The pool is filled to within inches of its rim. Scooping up a bucketful proves easy. Frustrated by the flickering light, Charlie carries it to the glow of Trout’s gas lamp that shines from beyond the iron bars; has to wrestle with nausea before plunging his hand into its darkness; feels the particles of Soot, like silt suspended in a murky pond; scoops up a palmful and studies it. A shadow leans over him, Thomas bending to see what he has found. Soot quivers in the upturned cup of Charlie’s hand. It is very dark.

But it is not black.

They exchange a glance: of confusion on Charlie’s side; of mournful anger on Thomas’s.

Next Charlie knows, Thomas has turned his back on him and is marching to the prone figure of Lady Naylor.

Charlie follows hard on his heels.

ф

Charlie has watched Thomas take on many roles the past few days. First bloodhound, relentless in his search for clues; then martyr and demon, descending into the darkness of his being; repentant killer, suspended between self-hatred and apathy. Now Thomas turns inquisitor. He has rediscovered the sharp edge of his anger, or perhaps just turned it outward, like a knife he’s found stuck between his ribs. He walks it to the table first, this anger; collects the little beaker of blood, crouches down before Lady Naylor. Livia has thrown back her mother’s skirts, exposing the undergarments. Lady Naylor’s leg, beneath her hose, is so swollen it looks like a football has been strapped to her outer thigh. Neither Charlie nor Thomas looks away as Livia continues her examination. Thomas bends over milady, trying to see into her face, then gestures to Charlie to prop her up, no matter what pain it may cause her. She is pale and conscious; the right side of her face handsome, the left risen like dough. Thomas holds the beaker to the eye that has not swollen shut.

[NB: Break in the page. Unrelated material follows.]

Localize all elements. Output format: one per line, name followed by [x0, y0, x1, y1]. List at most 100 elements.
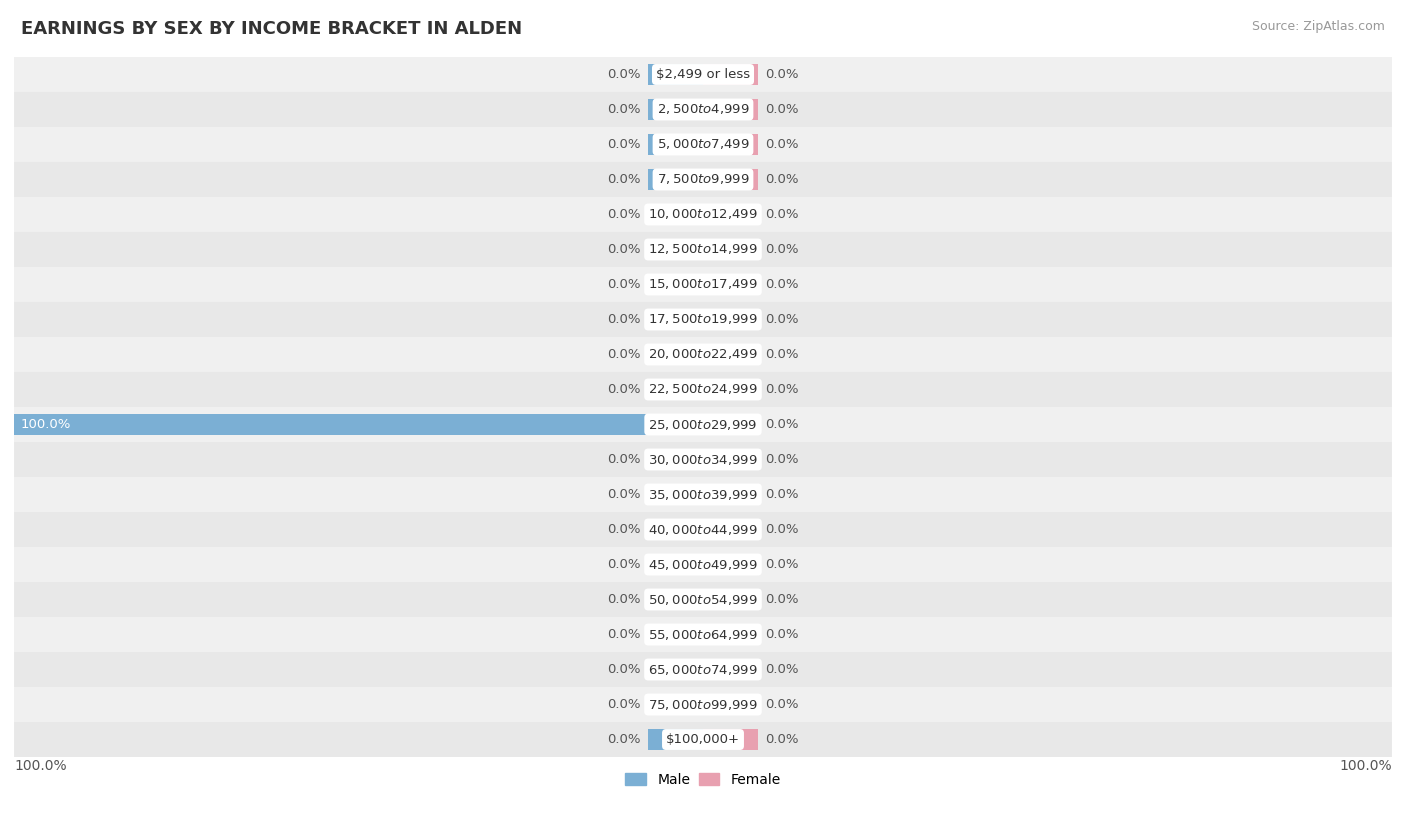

“Mowgli’s blood,” he begins. “Fifty to eighty hours into infection. Sebastian told Livia it took two thousand two hundred cubic centimetres. Four pints or thereabouts. But this is less than half a glass.”

Lady Naylor watches him and almost smiles: ashen gums, one corner of her mouth tucked deep into the swelling.

“Fifty millimetres. Five thimblefuls.” A cough that stands in for a laugh. “Did you think I was a vampire, Thomas?”

“We thought you devoid of scruples, milady.”

She accepts this, closes her good eye, opens it again with a flash of pride. “It is true. I have none.”

“Two thousand two hundred cubic centimetres,” Thomas continues, unmoved. “Livia misunderstood. Sebastian meant Soot not blood. And you have been crying over a bottle. Your son is dead and you are mourning dirt. Worse than dirt: bygone murders, harvested with the scrape of your razor. In the armpits. Under the tongue.” Thomas gags, spits a pearl of phlegm onto the ground, watches it steam as though the floor is a griddle. “What’s so special about that Soot, Lady Naylor? You built a whole sewer system to gather vice. You must have a hundred thousand gallons right there.”